Existe uma relação estreita com o serviço social do hospital e sempre que solicitada, a associação tenta responder a pedidos de roupa, de transporte, etc. “Há doentes a quem tem que se cortar a roupa quando chegam à urgência e depois ficam sem nada para vestir e nós tentamos ter sempre roupa no armazém para lhes dar”, diz o responsável. “E também chega para vestir os sem-abrigo”, acrescenta. Existe ainda dinheiro para o táxi dos idosos que recebem alta para ir para lares. Fazem também por ter o armazém sempre pronto a apoiar recém-nascidos que precisem. “Infelizmente há muita gente nessa situação e as assistentes sociais pedem-nos apoio”.

Os voluntários também transformaram a sala de espera da consulta de pediatria no “Jardim do Joãozinho”. Com a supervisão de uma educadora do hospital, duas voluntárias, ambas professoras já reformadas, brincam e desenvolvem actividades com as crianças doentes e à espera de serem atendidas ou de tratamento. Por mês passam pelo jardim mais de seis mil crianças.

Com cerca de 350 voluntários, a associação continua a receber muitos pedidos de pessoas que querem ajudar, mas existem critérios de admissão. “As pessoas candidatam-se, vêm a uma entrevista e se forem aceites passam um ano a estagiar num serviço acompanhadas por outro voluntário mais experiente. Assim, averiguamos se têm, de facto, aptidão para exercer o voluntariado com as especificidades que este tem”, explica Carlos Dias. Ao fim do ano, o grupo que é aceite na equipa participa numa cerimónia, onde confirma a sua vocação através de uma espécie de “compromisso de honra”. O encaminhamento para os diversos serviços é feito de acordo com as preferências de cada um, sempre que é possível.

A associação tem voluntários desde os 20 aos 80 anos, maioritariamente mulheres (74 por cento), distribuídos pelos serviços entre as 8 e as 24 horas, todos os dias da semana. Colaboram com o serviço de humanização do hospital e tentam melhorar o conforto dos doentes e familiares, por exemplo, com a oferta de televisões ou outros equipamentos. No Natal participam activamente na decoração do hospital e organizam um grande convívio. Periodicamente têm acções de formação e também dão apoio na criação de outras associações de voluntariado hospitalar noutras zonas do país.

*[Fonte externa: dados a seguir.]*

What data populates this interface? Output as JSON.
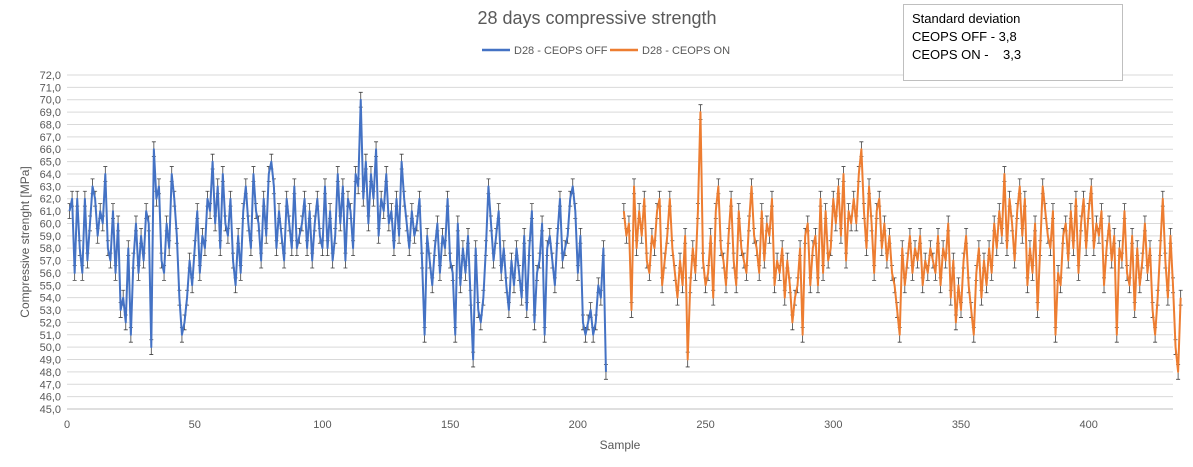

“As batas amarelas já são parte deste hospital”, afirma o presidente da associação. Direccionam os doentes nas urgências, conduzem-nos pelos confins do edifício, ajudam-nos a comer, a deslocar-se aos tratamentos e a sorrir. “O diálogo é fundamental. A mão sobre a mão do outro, em silêncio, já diz que há uma presença humana do outro lado”, acredita Conceição Costa, que faz do voluntariado vida.